Burgwedel. Am Sonnabend, 5. August, endet die Anmeldefrist offiziell, aber es geht noch was – insbesondere für Burgwedeler Vereine und auch für Handwerks- und Dienstleistungsbetriebe, sagt Stefan Müller. Der neue Vorsitzende der Interessengemeinschaft Großburgwedeler Kaufleute (IGK) ist froh, dass nur eine Handvoll Geschäfte wegen der im Juni eingeführten deutlich erhöhten Kostenumlage nicht teilnehmen werden.

Erstmals organisiert der frühere IGK-Chef Karlheinz Schridde das Stadtfest als bezahlter Kümmerer. Die meisten Pflöcke hat er schon eingeschlagen: Für ein musikalisches Opening auf dem alten Markt am Sonnabend, 9. September, ist ab 19 Uhr die Band Beyond Music engagiert. An gleicher Stelle eröffnet tags drauf um 10 Uhr ein Open-Air-Gottesdienst den Stadtfest-Sonntag. Nach dem Umbau geht es dort mit einem Jazzfrühschoppen und anschließend einer Bühnenshow mit DJ, Musik- und Tanzdarbietungen durch den Tag.

Auch bei Moss an der Dammstraße, auf Stünkels Hof im Mitteldorf, erstmals vor der Sperber-Apotheke an der Hannoverschen Straße, vor dem Weinladen an der Von-Alten-Straße sowie – noch mit Fragezeichen – im Von-Alten-Karree soll es ab 11 Uhr Livemusik geben. Mit einem Sportparcours will die TSG gemeinsam mit dem Domfront-Partnerschaftsverein den Domfrontplatz beleben.
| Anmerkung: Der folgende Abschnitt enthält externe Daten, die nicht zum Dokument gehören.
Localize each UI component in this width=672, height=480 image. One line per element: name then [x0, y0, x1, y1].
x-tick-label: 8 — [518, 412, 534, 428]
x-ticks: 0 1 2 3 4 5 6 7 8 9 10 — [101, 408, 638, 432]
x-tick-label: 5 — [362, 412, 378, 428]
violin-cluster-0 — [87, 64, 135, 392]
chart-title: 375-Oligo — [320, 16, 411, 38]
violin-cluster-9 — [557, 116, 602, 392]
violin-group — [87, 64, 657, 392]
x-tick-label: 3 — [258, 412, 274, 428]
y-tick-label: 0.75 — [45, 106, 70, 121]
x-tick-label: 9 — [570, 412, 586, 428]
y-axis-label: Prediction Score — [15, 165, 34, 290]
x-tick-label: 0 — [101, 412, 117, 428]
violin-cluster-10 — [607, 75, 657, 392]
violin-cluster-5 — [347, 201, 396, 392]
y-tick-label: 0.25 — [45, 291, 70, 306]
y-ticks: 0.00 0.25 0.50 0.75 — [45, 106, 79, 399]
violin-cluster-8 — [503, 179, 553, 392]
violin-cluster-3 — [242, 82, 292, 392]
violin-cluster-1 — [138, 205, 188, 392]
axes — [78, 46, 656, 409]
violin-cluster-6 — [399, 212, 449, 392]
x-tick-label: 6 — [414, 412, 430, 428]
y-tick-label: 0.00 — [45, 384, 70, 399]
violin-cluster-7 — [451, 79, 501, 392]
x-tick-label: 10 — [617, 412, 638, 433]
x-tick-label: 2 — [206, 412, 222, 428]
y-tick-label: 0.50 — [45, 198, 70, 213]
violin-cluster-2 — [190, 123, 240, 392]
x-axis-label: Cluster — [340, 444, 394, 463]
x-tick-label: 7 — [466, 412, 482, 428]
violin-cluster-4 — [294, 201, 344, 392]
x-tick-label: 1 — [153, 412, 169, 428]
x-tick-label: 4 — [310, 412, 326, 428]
Burgwedeler Vereine, die wie die Voltigierer und Golfer Aktionen zum Mitmachen anbieten, bekommen einen Standplatz in zentraler Lage gratis. Im Mitteldorf und an der Hannoverschen Straße sind auch reine Infostände kostenlos. „Bitte melden“, fordern Müller und Schridde auf. Dieser Appell geht auch an Handwerker und Dienstleister, die Müller stärker für Stadtfest und IGK begeistern will. Für sie wurde der Penny-Parkplatz reserviert, über den Stadtfestbesucher zwischen Von-Alten- und Hannoverscher Straße hin- und herpendeln. Eine Wirtschaftsschau gibt es in Burgwedel nicht – im besten Fall wäre eine Mini-Handwer­kermesse drin, hofft Schridde. Bei erwarteten 10.000 bis 15.000 Besuchern böten sich Firmen ideale Möglichkeiten, ihr Leistungsspektrum zu präsentieren, Gespräche zu führen und Visitenkarten zu verteilen.